The Best Way To Bridge A Paradox 'Is Not To Have More Dogma, But More Data'

Satya Nadella
CEO of Microsoft

The COVID-19 pandemic is over for most countries around the world, but the trend of remote working the pandemic inherited, continues.

Companies around the world are trying to make their employees to return to work. But the years of remote working have pampered many of their employees that many are reluctant to return to the office.

In some cases, companies are even losing their employees because workers would rather quit their jobs than to return to the office five days a week

Microsoft is the tech giant, considered among the biggest the world has ever seen. The company also deals with this kind of problem, that it had to make a survey to find that employers and employees still disagree over whether remote work boosts or kills productivity.

CEO Satya Nadella has something to share about the "paradox" of hybrid working, and said that companies should consult the data to determine workers' performance, rather than assume they're getting more work done in the office.

Satya Nadella

In an interview with Yahoo! Finance’s All Markets Summit, he said that:

"I think the best way to bridge the paradox is not to have more dogma, but more data. Instead of this being some kind of argument, let the data really help us move forward."

"There's a structural change and everyone's exercising that flexibility that they had during the pandemic now in the post-pandemic world.”

According to him, employees and their bosses/managers continue to disagree over their respective at-home productivity levels.

And because the world is already allowing remote working to happen, many employers became paranoid.

This is why many employers are doubling down on tracking their remote workers, to gather data on productivity metrics, like how long they're logged in, to the length of time needed for individual keystrokes.

Nadella is against this.

Rather than monitoring, Nadella encourages leaders to get back to basics, and that is by setting clear business goals.

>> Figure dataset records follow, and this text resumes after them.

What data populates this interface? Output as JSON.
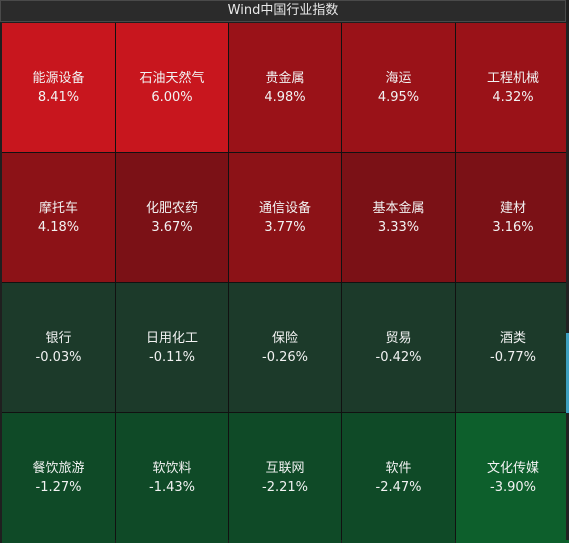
{
  "title": "Wind中国行业指数",
  "tiles": [
    {
      "name": "能源设备",
      "pct": "8.41%",
      "color": "#c8161e"
    },
    {
      "name": "石油天然气",
      "pct": "6.00%",
      "color": "#c8161e"
    },
    {
      "name": "贵金属",
      "pct": "4.98%",
      "color": "#9a1218"
    },
    {
      "name": "海运",
      "pct": "4.95%",
      "color": "#9a1218"
    },
    {
      "name": "工程机械",
      "pct": "4.32%",
      "color": "#9a1218"
    },
    {
      "name": "摩托车",
      "pct": "4.18%",
      "color": "#8c1217"
    },
    {
      "name": "化肥农药",
      "pct": "3.67%",
      "color": "#7b1116"
    },
    {
      "name": "通信设备",
      "pct": "3.77%",
      "color": "#8c1217"
    },
    {
      "name": "基本金属",
      "pct": "3.33%",
      "color": "#7b1116"
    },
    {
      "name": "建材",
      "pct": "3.16%",
      "color": "#7b1116"
    },
    {
      "name": "银行",
      "pct": "-0.03%",
      "color": "#1c3a2a"
    },
    {
      "name": "日用化工",
      "pct": "-0.11%",
      "color": "#1c3a2a"
    },
    {
      "name": "保险",
      "pct": "-0.26%",
      "color": "#1c3a2a"
    },
    {
      "name": "贸易",
      "pct": "-0.42%",
      "color": "#1c3a2a"
    },
    {
      "name": "酒类",
      "pct": "-0.77%",
      "color": "#1c3a2a"
    },
    {
      "name": "餐饮旅游",
      "pct": "-1.27%",
      "color": "#0f4a27"
    },
    {
      "name": "软饮料",
      "pct": "-1.43%",
      "color": "#0f4a27"
    },
    {
      "name": "互联网",
      "pct": "-2.21%",
      "color": "#0f4a27"
    },
    {
      "name": "软件",
      "pct": "-2.47%",
      "color": "#0f4a27"
    },
    {
      "name": "文化传媒",
      "pct": "-3.90%",
      "color": "#0d5f2c"
    }
  ]
}
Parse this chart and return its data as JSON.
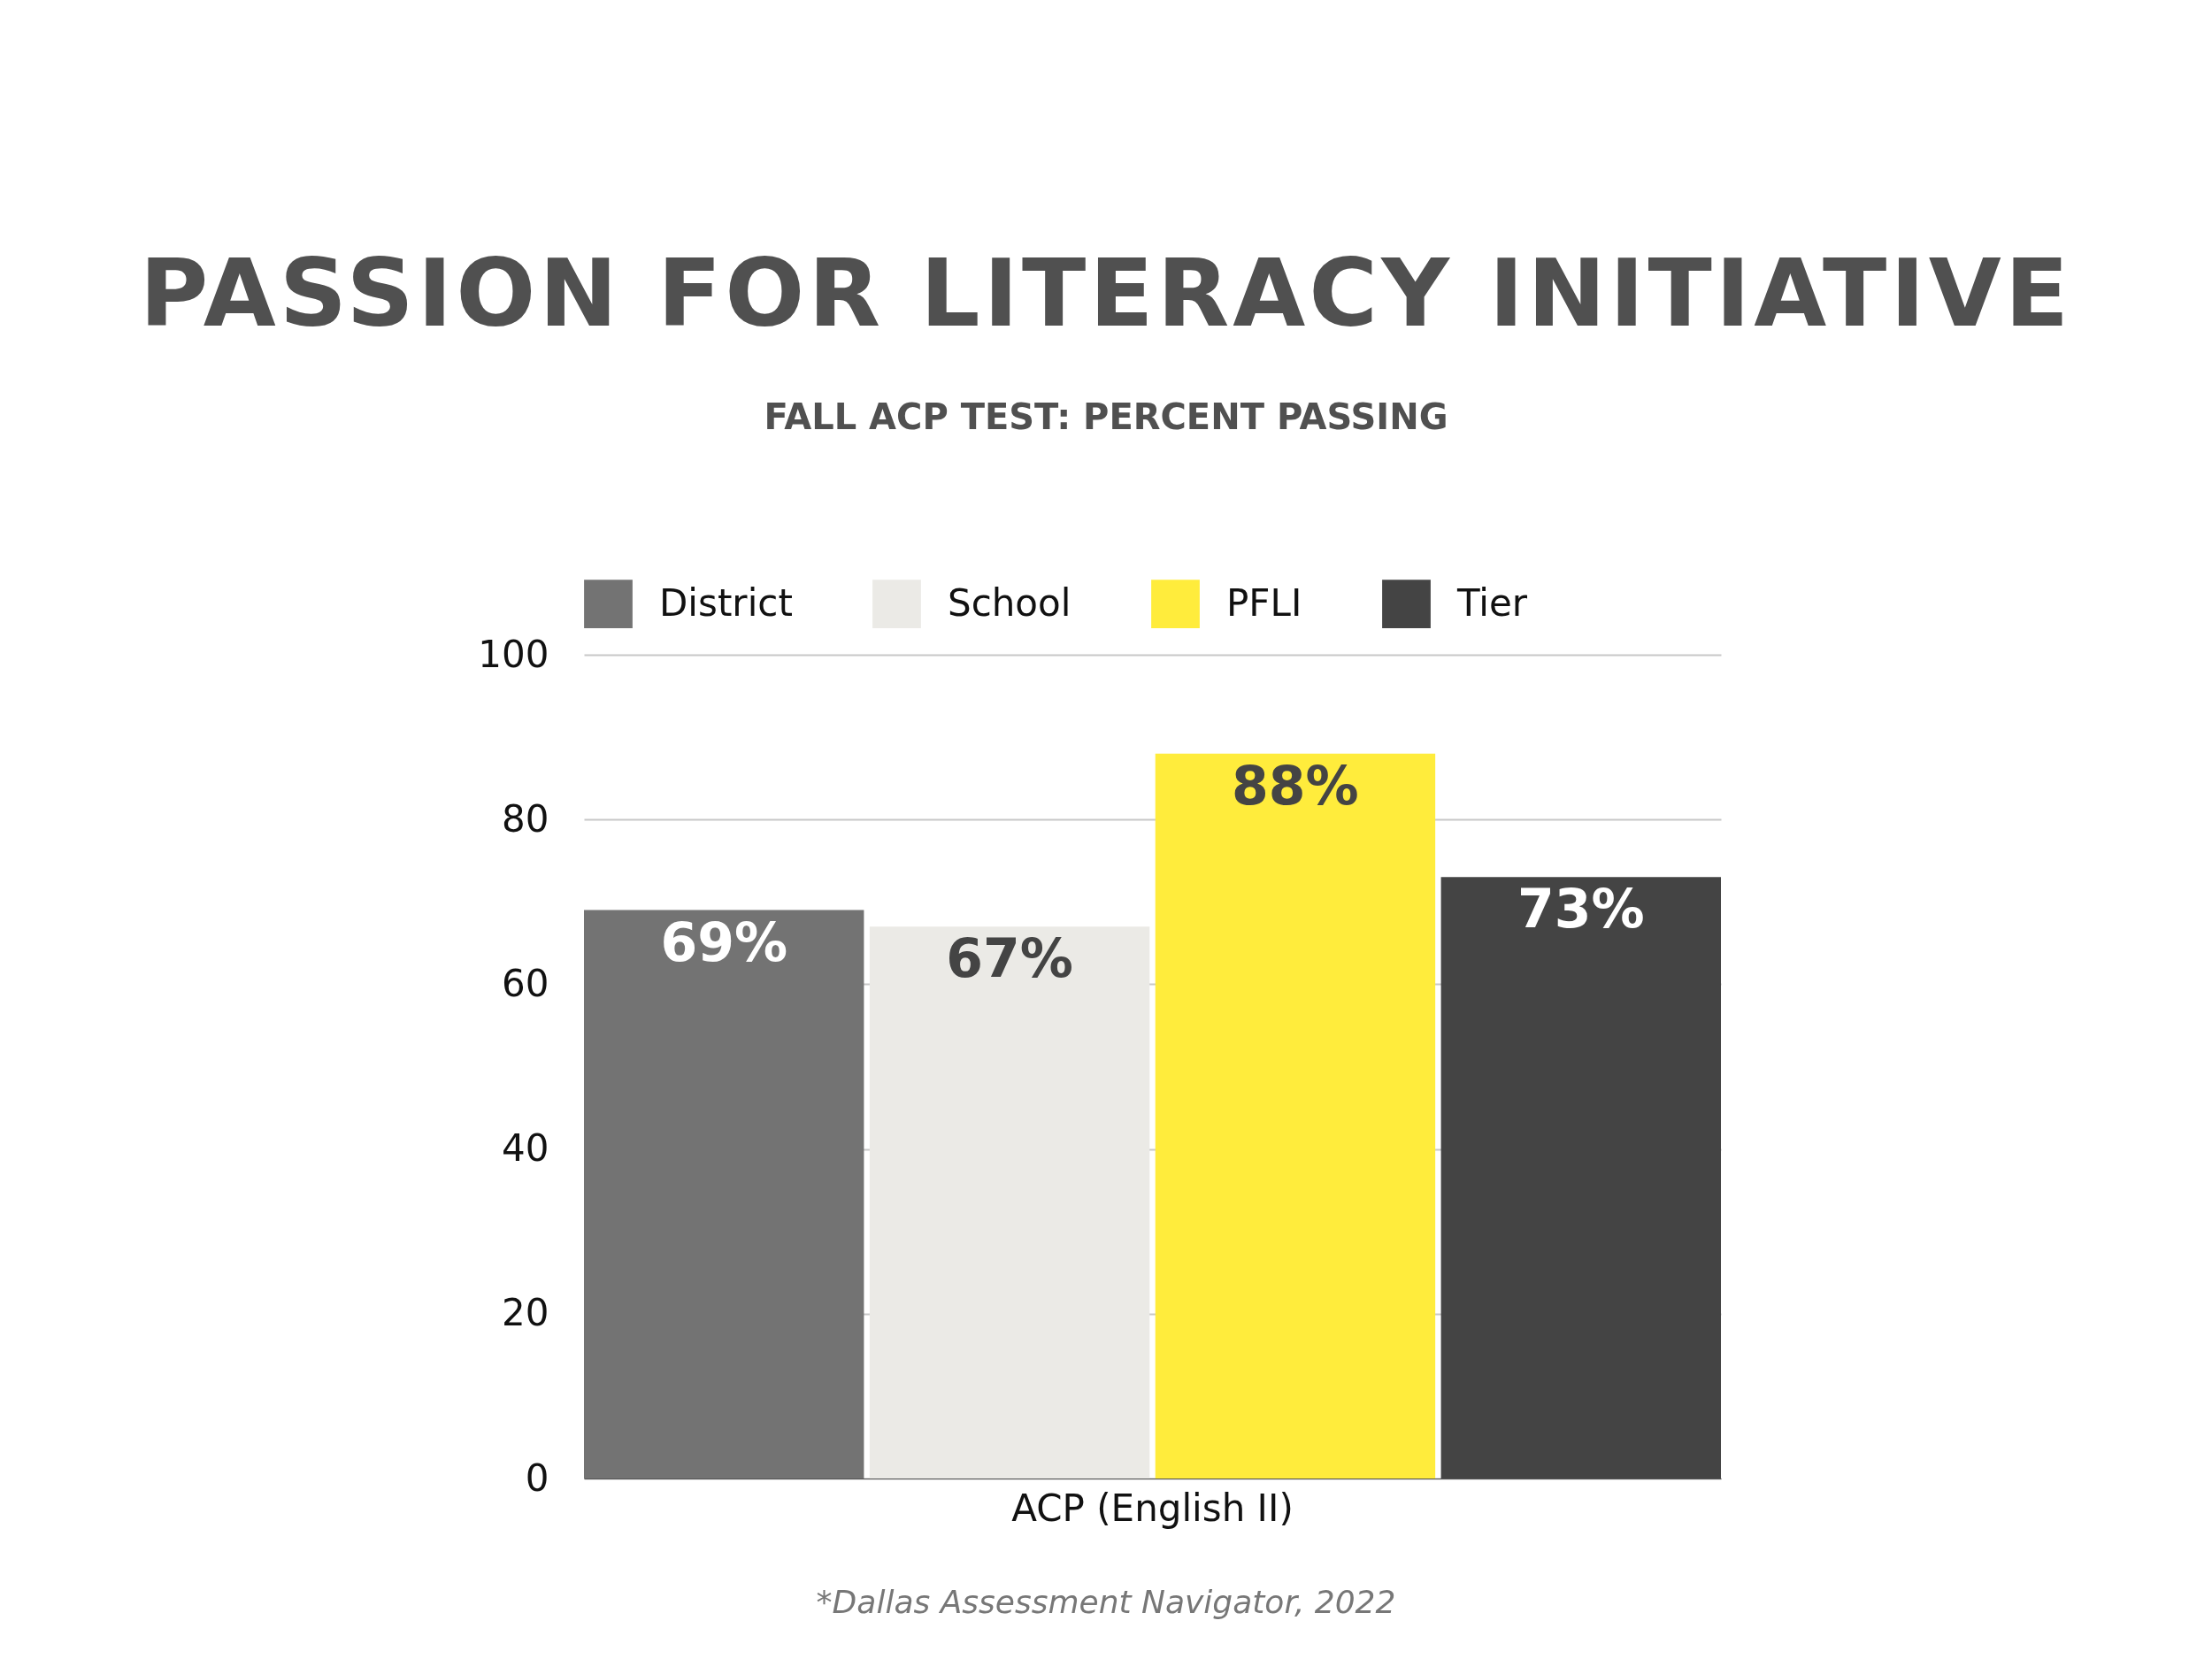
{
  "chart_data": {
    "type": "bar",
    "title": "PASSION FOR LITERACY INITIATIVE",
    "subtitle": "FALL ACP TEST: PERCENT PASSING",
    "categories": [
      "ACP (English II)"
    ],
    "series": [
      {
        "name": "District",
        "color": "#737373",
        "values": [
          69
        ],
        "value_labels": [
          "69%"
        ]
      },
      {
        "name": "School",
        "color": "#ebeae6",
        "values": [
          67
        ],
        "value_labels": [
          "67%"
        ]
      },
      {
        "name": "PFLI",
        "color": "#ffec3c",
        "values": [
          88
        ],
        "value_labels": [
          "88%"
        ]
      },
      {
        "name": "Tier",
        "color": "#444444",
        "values": [
          73
        ],
        "value_labels": [
          "73%"
        ]
      }
    ],
    "ylim": [
      0,
      100
    ],
    "yticks": [
      0,
      20,
      40,
      60,
      80,
      100
    ],
    "grid": "y",
    "legend": "top",
    "annotations": [
      "*Dallas Assessment Navigator, 2022"
    ]
  }
}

"I think the way to manage that would be to really make sure that you're very clear as leaders and managers about what the goals of the company or the team are, setting the norms for how people collaborate, and communicate."

Nadella said that based on his company's Work Work Trends Study, which surveyed 20,000 people across 11 countries, and found that 87% of employees said they’re more productive remotely or with a mix of in-office and remote work. Conversely, 85% of leaders said hybrid work makes it difficult to determine if their workers are being productive.

Despite the reality that many people prefer to work from home, some businesses don't have faith in workers' productivity unless they're at their office desks.

Microsoft refers to that scenario as "productivity paranoia."

To address this discrepancy, Nadella says leaders need to set clear corporate goals.

This is why Nadella's hybrid work policy is allowing workers to work remotely up to 50% of the time. After that they need to request approval from their managers.

In the end, the argument, Nadella said, should only based on real data.